Mitochondria-associated membranes (MAMs), physical platforms that enable communication between mitochondria and the endoplasmic reticulum (ER), are enriched with many proteins and enzymes involved in several crucial cellular processes, such as calcium homeostasis, lipid synthesis and trafficking, autophagy and ROS production. An increasing number of studies indicate that also tumor suppressors and oncogenes are also present at these intimate contacts between mitochondria and the ER where they influence calcium flow between mitochondria and the ER or affect lipid homeostasis at MAMs, which consequently impacts cell metabolism and cell fate.
Dynamic interplay between intracellular organelles requires a particular functional apposition of membrane structures. The involved players come into close contact, but do not fuse, giving rise to notable microdomains, which allow rapid communication between the involved players. Such communication aids in the maintenance of proper cell physiology. Plasma membrane-associated membranes (PAM), which are microdomains of the plasma membrane (PM) interacting with microsomes (ER) and mitochondria, are dynamic structures that mediate transport of proteins, lipids, ions and metabolites. These structures have gained much interest lately due to their roles in many crucial cellular processes.

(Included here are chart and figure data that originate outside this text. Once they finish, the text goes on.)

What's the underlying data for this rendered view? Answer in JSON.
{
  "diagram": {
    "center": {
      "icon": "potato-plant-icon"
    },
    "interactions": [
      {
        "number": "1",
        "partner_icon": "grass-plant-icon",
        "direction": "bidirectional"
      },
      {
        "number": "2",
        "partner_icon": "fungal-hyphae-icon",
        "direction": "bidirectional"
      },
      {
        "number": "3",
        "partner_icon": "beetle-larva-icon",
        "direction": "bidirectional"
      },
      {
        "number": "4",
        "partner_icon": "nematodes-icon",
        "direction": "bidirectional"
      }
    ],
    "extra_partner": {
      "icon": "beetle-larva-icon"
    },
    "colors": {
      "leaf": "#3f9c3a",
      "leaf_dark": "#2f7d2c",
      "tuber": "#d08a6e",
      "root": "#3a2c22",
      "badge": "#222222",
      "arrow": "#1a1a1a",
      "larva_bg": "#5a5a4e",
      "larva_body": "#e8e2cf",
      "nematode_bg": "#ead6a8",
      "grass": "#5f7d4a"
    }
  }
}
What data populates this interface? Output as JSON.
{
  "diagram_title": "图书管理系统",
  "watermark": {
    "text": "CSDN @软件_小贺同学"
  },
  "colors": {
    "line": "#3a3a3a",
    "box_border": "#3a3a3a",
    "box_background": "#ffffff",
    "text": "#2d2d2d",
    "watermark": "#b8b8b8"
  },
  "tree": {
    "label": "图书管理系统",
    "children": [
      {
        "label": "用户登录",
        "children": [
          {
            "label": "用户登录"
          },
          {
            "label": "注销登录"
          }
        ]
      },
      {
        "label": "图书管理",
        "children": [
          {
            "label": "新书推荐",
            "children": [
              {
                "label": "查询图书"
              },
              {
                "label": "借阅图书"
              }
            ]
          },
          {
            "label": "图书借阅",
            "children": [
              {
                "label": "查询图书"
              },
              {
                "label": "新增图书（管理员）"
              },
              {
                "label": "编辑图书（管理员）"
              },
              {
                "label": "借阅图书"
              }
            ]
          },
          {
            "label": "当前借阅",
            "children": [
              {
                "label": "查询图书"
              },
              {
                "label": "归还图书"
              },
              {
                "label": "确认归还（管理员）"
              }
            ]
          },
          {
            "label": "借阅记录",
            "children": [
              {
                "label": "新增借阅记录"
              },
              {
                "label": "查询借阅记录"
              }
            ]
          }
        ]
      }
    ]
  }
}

Together with my team we are continuing working on the molecular composition of MAM and PAM and their role in cellular physiology. As a result of these studies we published many papers in this scope e.g. (Giorgi et al., 2015; Proc Natl Acad Sci U S A), (Giorgi et al., 2015; Antioxid Redox Signal.), (Del Prete at al., 2017; J Alzheimers Dis.), (Danese et al., 2017; Biochim Biophys Acta), (Janikiewicz et al., Cell Death Dis.) and (Morciano et al., 2018; Neoplasia).